Prominent current members of faculty include Rafael Andia, Henri Barda, Erik Berchot, Philippe Bianconi, Régis Campo, Rena Cherechevskaïa, Vladimir Chernov, Henri Demarquette, Caroline Dumas, Marie-Catherine Girod, Anssi Karttunen, Pierre Lénert, David Lively, Jean-Marc Luisada, Roselyne Masset-Lecocq, Patrick Messina, Daniel Ottevaere, Jean-Bernard Pommier, Bruno Rigutto, Eric Tanguy, Beatrice Thiriet, and Ramzi Yassa.
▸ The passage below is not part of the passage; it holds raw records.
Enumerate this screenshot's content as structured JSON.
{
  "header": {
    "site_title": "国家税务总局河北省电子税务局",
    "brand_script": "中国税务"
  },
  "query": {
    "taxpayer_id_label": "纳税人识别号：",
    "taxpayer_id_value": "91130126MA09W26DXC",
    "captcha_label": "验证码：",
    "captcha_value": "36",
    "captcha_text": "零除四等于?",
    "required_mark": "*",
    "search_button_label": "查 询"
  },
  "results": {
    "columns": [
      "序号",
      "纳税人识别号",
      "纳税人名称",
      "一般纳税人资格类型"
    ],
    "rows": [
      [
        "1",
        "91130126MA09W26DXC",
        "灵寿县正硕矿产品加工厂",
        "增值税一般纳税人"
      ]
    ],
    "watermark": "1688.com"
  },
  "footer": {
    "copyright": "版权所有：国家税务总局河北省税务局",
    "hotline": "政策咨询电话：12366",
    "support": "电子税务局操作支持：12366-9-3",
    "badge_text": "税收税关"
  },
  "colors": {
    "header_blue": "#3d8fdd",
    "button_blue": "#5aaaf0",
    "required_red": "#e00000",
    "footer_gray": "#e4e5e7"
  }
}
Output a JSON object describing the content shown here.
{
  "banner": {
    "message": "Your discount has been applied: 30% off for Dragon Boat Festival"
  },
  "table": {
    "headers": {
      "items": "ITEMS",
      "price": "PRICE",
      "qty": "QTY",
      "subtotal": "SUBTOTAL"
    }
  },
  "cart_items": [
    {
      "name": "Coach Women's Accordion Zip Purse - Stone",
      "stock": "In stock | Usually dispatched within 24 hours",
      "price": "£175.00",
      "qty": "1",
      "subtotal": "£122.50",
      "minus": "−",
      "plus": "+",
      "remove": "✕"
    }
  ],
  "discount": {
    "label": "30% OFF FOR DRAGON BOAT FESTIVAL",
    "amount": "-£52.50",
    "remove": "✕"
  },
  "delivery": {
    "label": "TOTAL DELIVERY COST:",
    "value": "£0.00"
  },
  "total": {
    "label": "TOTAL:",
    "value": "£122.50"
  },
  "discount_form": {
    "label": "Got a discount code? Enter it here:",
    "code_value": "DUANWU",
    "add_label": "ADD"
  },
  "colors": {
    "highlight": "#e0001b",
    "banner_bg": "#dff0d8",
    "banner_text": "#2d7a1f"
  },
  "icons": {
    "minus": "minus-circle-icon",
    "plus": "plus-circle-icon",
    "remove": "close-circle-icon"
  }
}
Illustrious alumni include cellist Antonio Janigro; composers İlhan Baran, André Boucourechliev, Elliott Carter, Gabriel Cusson, Jacob Druckman, Alain Gagnon, Gérard Grisey, Jacques Hétu, Simeon ten Holt, Leonid Karev, Sophie Lacaze, Bruno Mantovani, Beatrice Siegrist, Gabriel Yared, Zygmunt Mycielski, Ron Nelson, Nick Norton, Michel Perrault, Marcel Poot, Milton Estévez, Arturo Rodas, Joaquín Rodrigo, Rodica Sutzu, Antoni Szalowski, Julien Jalâl Eddine Weiss, Chris Mary Francine Whittle and Margrit Zimmermann; composers-conductors Vítězslava Kaprálová, Timur Selçuk, Selmi Andak; conductors Charles Bruck, Sylvain Cambreling, Aaron Scott; flutist and Minister of culture of Egypt Ines Abdel-Dayem; harpists Rino Kageyama, Susann McDonald; guitarist Rafael Andia; musicologist Richard Hoppin, ethnomusicologist and Philippine National Artist José Maceda; organists Monique Gendron and Victor Togni; pianists Paul Badura-Skoda, Colette Maze, Jean-Paul Billaud, Richard Cass, Halina Czerny-Stefańska, Dino Ciani, Samson François, Ivan Ilić, Karen Keys, Yvonne Lefébure, Dinu Lipatti, Igor Markevitch, Jean Micault, Anilu Romero, Giuseppe Ciaramella-Vito Soranno, Victor Paukstelis, Caroline Haffner, Florence Delaage, John Robilette, Art Simmons, Siheng Song, François Weigel, Congyu Wang; violinist Eric Rosenblith.